Referencing--Thin-film grids, EEG neural recording/stimulation

Technical Note

Document Title: Referencing – Thin-Film Grids for EEG Neural Recording/Stimulation

Document Number: NN-TN-2025-008

Version: 1.0

Date: March 16, 2025

Author: NeuroNexus Technical Support Team

Revision History: N/A (Initial Release)

Status: Approved for Publication

Intended Audience: Researchers conducting electroencephalography (EEG) neural recordings and stimulation using NeuroNexus thin-film grids

Application Area: Electrophysiology techniques, electrodes, micro-scale neural interfaces, brain-computer interfaces

Associated Resources:

• surgical guide as a pdf document
• NeuroNexus website

1. Introduction

This technical note provides an overview of best practices for configuring reference and ground connections when using NeuroNexus thin-film grids in EEG neural recording and stimulation experiments. Proper referencing is critical for obtaining high-quality neural signals and minimizing artifacts during stimulation.

Detailed configurations may vary by laboratory based on experimental design, equipment, and institutional protocols. This document outlines a general approach to illustrate proper referencing and grounding within the basic procedural framework. Researchers should adapt these recommendations to their specific methodologies while complying with all applicable ethical and regulatory guidelines.

2. Importance of Proper Referencing

In EEG neural recording and stimulation, the reference electrode provides a stable baseline for neural activity measurements, while the ground electrode serves as a common electrical return path. Improper referencing can lead to:

• Increased Noise: Environmental interference that reduces the signal-to-noise ratio (SNR).
• Stimulation Artifacts: Electrical artifacts that obscure neural signals during stimulation.

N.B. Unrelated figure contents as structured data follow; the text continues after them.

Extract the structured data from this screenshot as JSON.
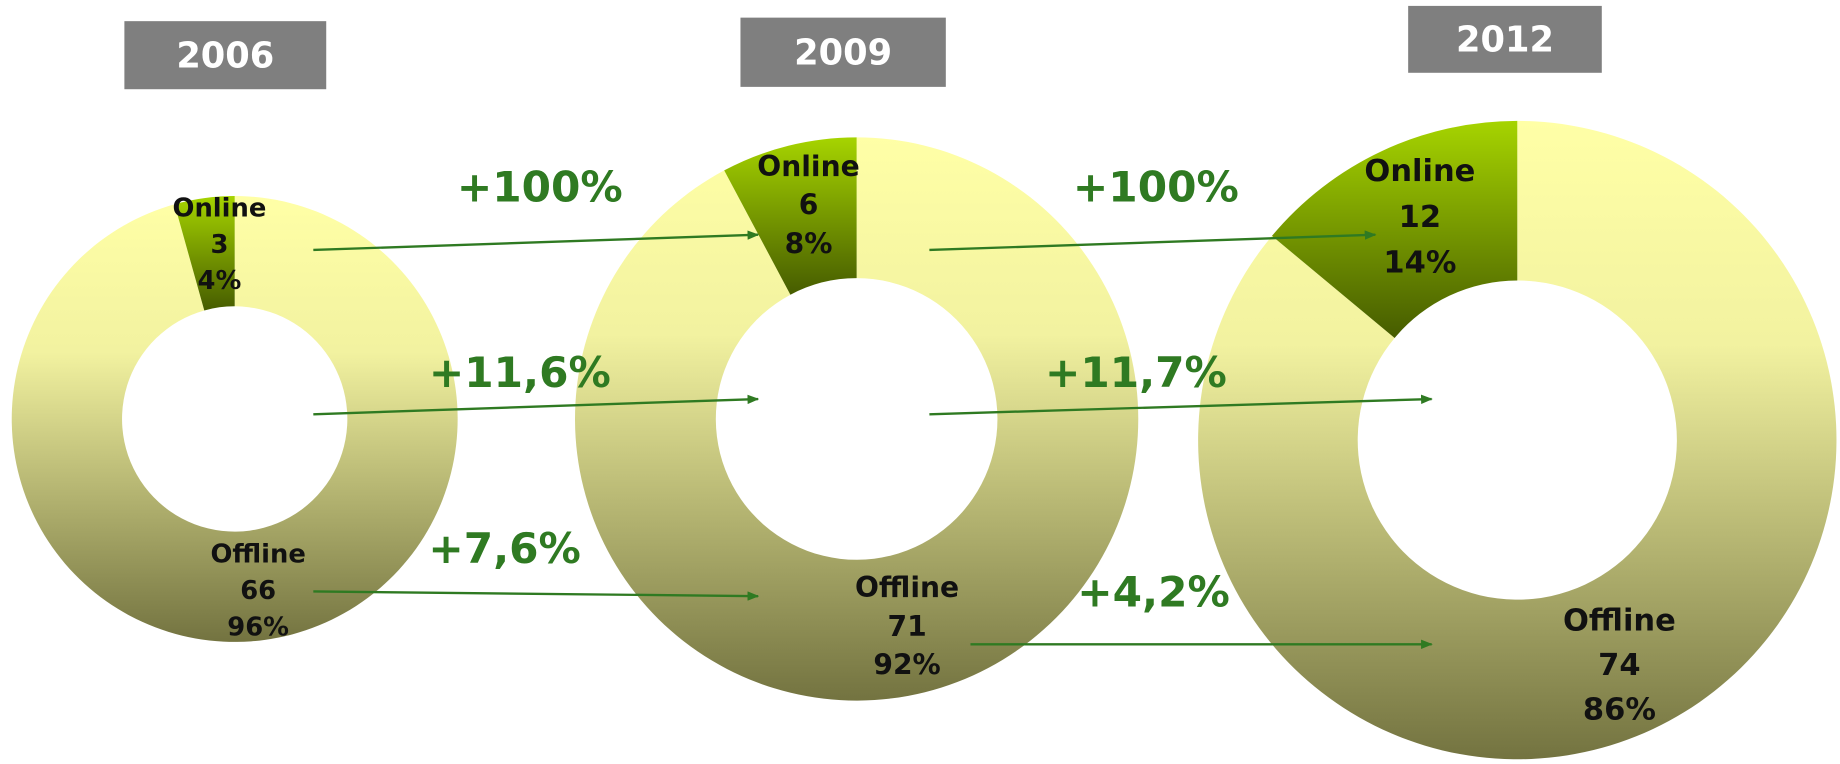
{
  "chart_data": [
    {
      "type": "donut",
      "title": "2006",
      "categories": [
        "Online",
        "Offline"
      ],
      "values": [
        3,
        66
      ],
      "share_labels": [
        "4%",
        "96%"
      ]
    },
    {
      "type": "donut",
      "title": "2009",
      "categories": [
        "Online",
        "Offline"
      ],
      "values": [
        6,
        71
      ],
      "share_labels": [
        "8%",
        "92%"
      ]
    },
    {
      "type": "donut",
      "title": "2012",
      "categories": [
        "Online",
        "Offline"
      ],
      "values": [
        12,
        74
      ],
      "share_labels": [
        "14%",
        "86%"
      ]
    }
  ],
  "growth_labels": [
    "+100%",
    "+11,6%",
    "+7,6%",
    "+100%",
    "+11,7%",
    "+4,2%"
  ]
}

Proper referencing ensures accurate data acquisition and reliable interpretation of EEG signals.

3. Reference and Ground Configurations

a. Reference Electrode Placement

• Common EEG Reference Configurations:
  • Linked Mastoid Reference: Electrodes placed on the mastoid bones behind the ears.
  • Midline Reference: A single electrode placed at a midline location such as Cz (for human EEG) or an equivalent location in animal models.

  • Ear Reference: Reference electrodes placed on the earlobes.

    Thin-Film Grid-Specific Reference Configurations:

  • Separate Reference Electrode:
    • Placement: A stainless steel or Ag/AgCl wire can be attached to a bone screw or placed in a small craniotomy outside the recording area.
    • Connection: Attach the reference wire to the designated reference input on the recording system.
  • No Separate Reference (Common Reference):
    • Configuration: If a separate reference is not used, the reference input on the grid can be connected to a bone screw positioned near but outside the recording grid.
  • Internal Reference Site (for Grids with Built-in References):
    • Some thin-film grids include an internal reference electrode on the array itself. If used, ensure the reference site is positioned over an electrically neutral area or an inactive brain region.

b. Ground Electrode Placement

• Ground Electrode:
  • Placement: Secure the ground wire to a bone screw positioned away from the recording grid to minimize interference.
  • Connection: Attach the ground wire to the ground input on the recording system.

4. Mitigating Stimulation Artifacts

During simultaneous recording and stimulation, artifacts can occur due to electromagnetic interference. Strategies to minimize these artifacts include:

• Impedance Matching:

  • Utilize electrodes with similar impedance values to reduce differential signal drift during stimulation.

    Differential Referencing:

  • Use a differential recording configuration where possible to minimize common-mode noise and stimulation artifacts.

    Artifact Rejection Algorithms:

  • Implement real-time subtraction or post-processing techniques to remove predictable artifacts from the recorded signals.

    Faraday Shielding:

  • If external noise sources are problematic, use shielding such as a Faraday cage to isolate the setup.